History

Unlike the states in Australia, the Australian Capital Territory and Northern Territory do not have their legislative powers guaranteed in the Australian Constitution. Instead, the Australian parliament has enacted legislation which enables the two territories to be able to govern themselves: the Australian Capital Territory (Self-Government) Act 1988 (Cth) and the Northern Territory (Self-Government) Act 1978 (Cth). The territories thus derive their legislative powers from these federal Acts.

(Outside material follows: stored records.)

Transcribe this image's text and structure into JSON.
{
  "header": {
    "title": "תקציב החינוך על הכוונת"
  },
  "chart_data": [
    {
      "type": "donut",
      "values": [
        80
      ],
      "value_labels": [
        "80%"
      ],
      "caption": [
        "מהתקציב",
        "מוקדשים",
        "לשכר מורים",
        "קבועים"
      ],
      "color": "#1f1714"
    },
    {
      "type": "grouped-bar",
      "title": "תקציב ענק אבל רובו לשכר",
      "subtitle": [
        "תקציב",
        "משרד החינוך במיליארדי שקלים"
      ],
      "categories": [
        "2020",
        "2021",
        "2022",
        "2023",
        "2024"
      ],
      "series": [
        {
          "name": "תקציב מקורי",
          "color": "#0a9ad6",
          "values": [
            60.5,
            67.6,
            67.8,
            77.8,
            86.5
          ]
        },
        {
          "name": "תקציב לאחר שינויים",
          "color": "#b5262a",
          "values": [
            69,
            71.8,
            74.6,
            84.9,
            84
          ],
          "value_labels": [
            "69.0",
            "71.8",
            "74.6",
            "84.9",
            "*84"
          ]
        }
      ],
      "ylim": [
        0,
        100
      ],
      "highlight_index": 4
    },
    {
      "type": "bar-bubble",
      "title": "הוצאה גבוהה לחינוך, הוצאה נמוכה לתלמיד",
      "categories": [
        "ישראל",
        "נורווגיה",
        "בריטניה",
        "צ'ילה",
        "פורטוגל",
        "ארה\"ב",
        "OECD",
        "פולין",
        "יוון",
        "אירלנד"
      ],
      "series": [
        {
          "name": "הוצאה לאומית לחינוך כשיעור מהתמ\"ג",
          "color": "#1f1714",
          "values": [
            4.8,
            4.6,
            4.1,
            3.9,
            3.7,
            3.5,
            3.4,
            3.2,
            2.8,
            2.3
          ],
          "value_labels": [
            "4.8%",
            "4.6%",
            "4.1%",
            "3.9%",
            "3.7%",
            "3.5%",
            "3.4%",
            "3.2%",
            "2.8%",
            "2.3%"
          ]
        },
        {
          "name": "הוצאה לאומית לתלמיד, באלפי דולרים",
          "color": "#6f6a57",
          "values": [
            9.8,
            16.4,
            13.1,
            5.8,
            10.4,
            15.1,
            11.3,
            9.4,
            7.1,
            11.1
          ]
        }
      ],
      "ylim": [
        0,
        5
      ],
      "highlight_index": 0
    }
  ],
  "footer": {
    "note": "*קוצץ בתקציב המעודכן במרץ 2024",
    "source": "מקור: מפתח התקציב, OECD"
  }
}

It is rare, but the Australian parliament can limit, reduce or repeal powers in the territories. Below is a brief timeline of how the territories’ rights to legislate for voluntary assisted dying were taken away – and the efforts taken to restore them.

1995

Northern Territory legislates for voluntary euthanasia with the Rights of the Terminally Ill Act 1995.

1996

Federal MP Kevin Andrews introduces the Euthanasia Laws Bill 1996. This Bill inserts provisions into each of the territories’ Self-Government Acts which bans them from being able to legislate for voluntary assisted dying. It specifically repeals the Northern Territory’s Rights of the Terminally Ill Act 1995. It passes the House of Representatives 88 votes to 35.

1997

The Euthanasia Laws Bill passes the Senate 38 to 33 votes. The Euthanasia Laws Act 1997 comes into force on 27 March 1997.

From here on, neither the ACT nor the Northern Territory can legislate for voluntary assisted dying.

2004

Senator Lyn Allison introduces the Euthanasia Laws (Repeals) Bill. It is never debated.

2008-2010

Senator Bob Brown introduces several Bills to repeal the Euthanasia Laws Act. One goes to a committe for inquiry, where they determine it should not proceed. One is debated but not voted on.

2012

Senator Richard Di Natale introduces the Restoring Territory Rights (Voluntary Euthanasia Legislation) Bill. The Bill is not debated.

2015

Senator David Leyonhjelm introduces the Restoring Territories Rights (Assisted Suicide Legislation) Bill.

2016

Senator Di Natale and Senator Katy Gallagher introduce the Restoring Territory Rights (Dying with Dignity) Bill. The Bill is not debated.

A second-reading debate begins on Senator Leyonhjelm’s 2015 Bill.

2017

Senator Leyonhjelm’s 2015 Bill is restored to the Notice Paper. The second-reading debate continues.

Victoria becomes the first state in Australia to pass voluntary assisted dying laws.

The ACT Legislative Assembly establishes a select committee to inquire into End of Life Choices, including voluntary assisted dying.

2018

The second-reading debate on Senator Leyonhjelm’s 2015 Bill continues.

The Senate agrees to proceed with debate on the Bill on 14, 15 and 16 August 2018.

On 15 August following considerable debate, the question of the Bill is put before the Senate. It is defeated 36 to 34.

On 16 August, the ACT Legislative Assembly passes the only remonstrance motion in the history of its parliament, protesting the Senate’s rejection of the Bill. The remonstrance debate can be viewed here. The text of the remonstrance is here. Media coverage of the debate is here.

On 20 August, ACT MP Andrew Leigh and NT MP Luke Gosling jointly introduce the Restoring Territory Rights Bill 2018. It lapses at the dissolution of that term of parliament in 2019.

On 13 September, the Speaker of the ACT Legislative Assembly formally presents the remonstrance to the President of the Senate.

2019

The ACT Legislative Assembly select committee tables its report into end of life choices, with chapters 8 and 9 devoted to voluntary assisted dying.

In June, the Victorian legislation for voluntary assisted dying comes into effect.

On 27 November, the following motion is passed unanimously in the ACT Legislative Assembly:

In November, the petition to restore Territory rights is launched.

In December, Western Australia becomes the second state in Australia to pass voluntary assisted dying laws.

2020 (Present Day)

Tasmanian MP Mike Gaffney intends to introduce a private member’s Bill to legislate for voluntary assisted dying at end August/early September.

The situation in the ACT and NT remains unchanged: federal legislation persists which bans us from legislating for voluntary assisted dying.